1845.—"On Makin they have a kind of fruit resembling the gooseberry, called by the natives 'teiparu'; this they pound, after it is dried, and make with molasses into cakes, which are sweet and pleasant to the taste."—U.S. Expedition, by C. Wilkes, U.S.N., v. 81.

1878.—"... The enticing tipari in its crackly covering...."—P. Robinson, In My Indian Garden, 49-50.

TIPPOO SAHIB, n.p. The name of this famous enemy of the English power in India was, according to C. P. Brown, taken from that of Tipū Sultān, a saint whose tomb is near Hyderabad. [Wilks (Hist. Sketches, i. 522, ed. 1869), says that the tomb is at Arcot.]

TIRKUT, s. Foresail. Sea Hind. from Port. triquette (Roebuck).

TIYAN, n.p. Malayāl. Tīyan, or Tīvan, pl. Tīyar or Tīvar. The name of what may be called the third caste (in rank) of Malabar. The word signifies 'islander,' [from Mal. tīvu, Skt. dvīpa, 'an island']; and the people are supposed to have come from Ceylon (see [TIER CUTTY]).

1510.—"The third class of Pagans are called Tiva, who are artizans."—Varthema, 142.

1516.—"The cleanest of these low and rustic people are called Tuias (read Tivas), who are great labourers, and their chief business is to look after the palm-trees, and gather their fruit, and carry everything ... for hire, because there are no draught cattle in the country."—Barbosa, Lisbon ed. 335.

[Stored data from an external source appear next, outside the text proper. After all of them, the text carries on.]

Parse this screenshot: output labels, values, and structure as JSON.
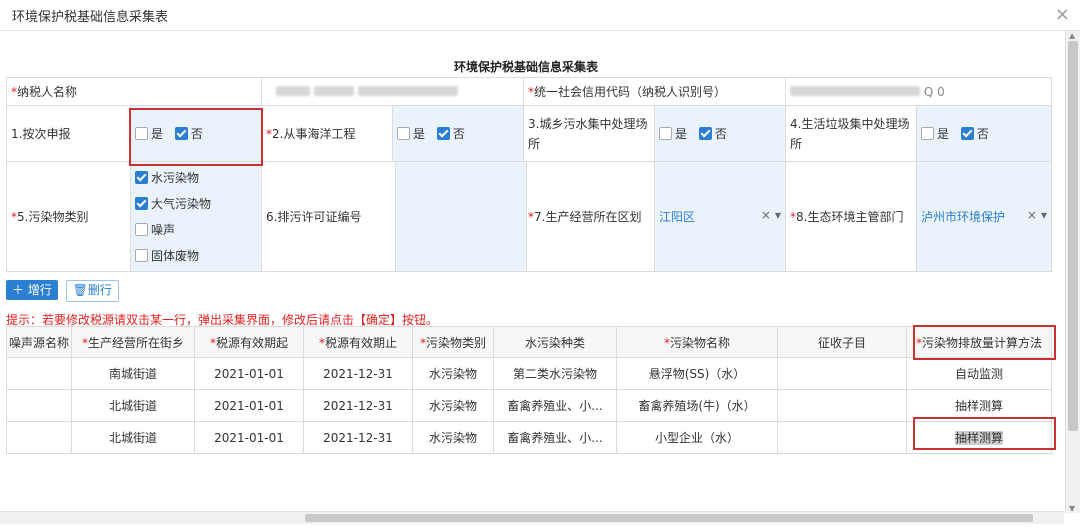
{
  "dialog": {
    "title": "环境保护税基础信息采集表",
    "close": "×"
  },
  "form": {
    "title": "环境保护税基础信息采集表",
    "taxpayer_name_label": "纳税人名称",
    "credit_code_label": "统一社会信用代码（纳税人识别号）",
    "credit_code_tail": "Q 0",
    "q1_label": "1.按次申报",
    "q2_label": "2.从事海洋工程",
    "q3_label": "3.城乡污水集中处理场所",
    "q4_label": "4.生活垃圾集中处理场所",
    "yes": "是",
    "no": "否",
    "pollutant_type_label": "5.污染物类别",
    "pollutant_options": [
      "水污染物",
      "大气污染物",
      "噪声",
      "固体废物"
    ],
    "permit_label": "6.排污许可证编号",
    "district_label": "7.生产经营所在区划",
    "district_value": "江阳区",
    "eco_dept_label": "8.生态环境主管部门",
    "eco_dept_value": "泸州市环境保护",
    "clear": "×",
    "caret": "▾"
  },
  "buttons": {
    "add": "增行",
    "delete": "删行"
  },
  "hint": "提示：若要修改税源请双击某一行，弹出采集界面，修改后请点击【确定】按钮。",
  "grid": {
    "headers": [
      "噪声源名称",
      "生产经营所在街乡",
      "税源有效期起",
      "税源有效期止",
      "污染物类别",
      "水污染种类",
      "污染物名称",
      "征收子目",
      "污染物排放量计算方法"
    ],
    "required": [
      false,
      true,
      true,
      true,
      true,
      false,
      true,
      false,
      true
    ],
    "rows": [
      [
        "",
        "南城街道",
        "2021-01-01",
        "2021-12-31",
        "水污染物",
        "第二类水污染物",
        "悬浮物(SS)（水）",
        "",
        "自动监测"
      ],
      [
        "",
        "北城街道",
        "2021-01-01",
        "2021-12-31",
        "水污染物",
        "畜禽养殖业、小...",
        "畜禽养殖场(牛)（水）",
        "",
        "抽样测算"
      ],
      [
        "",
        "北城街道",
        "2021-01-01",
        "2021-12-31",
        "水污染物",
        "畜禽养殖业、小...",
        "小型企业（水）",
        "",
        "抽样测算"
      ]
    ]
  },
  "colors": {
    "accent": "#2b7fd1",
    "required": "#e02020",
    "highlight_box": "#c83232"
  }
}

[1800.—"All Tirs can eat together, and intermarry. The proper duty of the cast is to extract the juice from palm-trees, to boil it down to Jagory ([Jaggery]), and to distil it into spirituous liquors; but they are also very diligent as cultivators, porters, and cutters of firewood."—Buchanan, Mysore, ii. 415; and see Logan, Malabar, i. 110, 142.]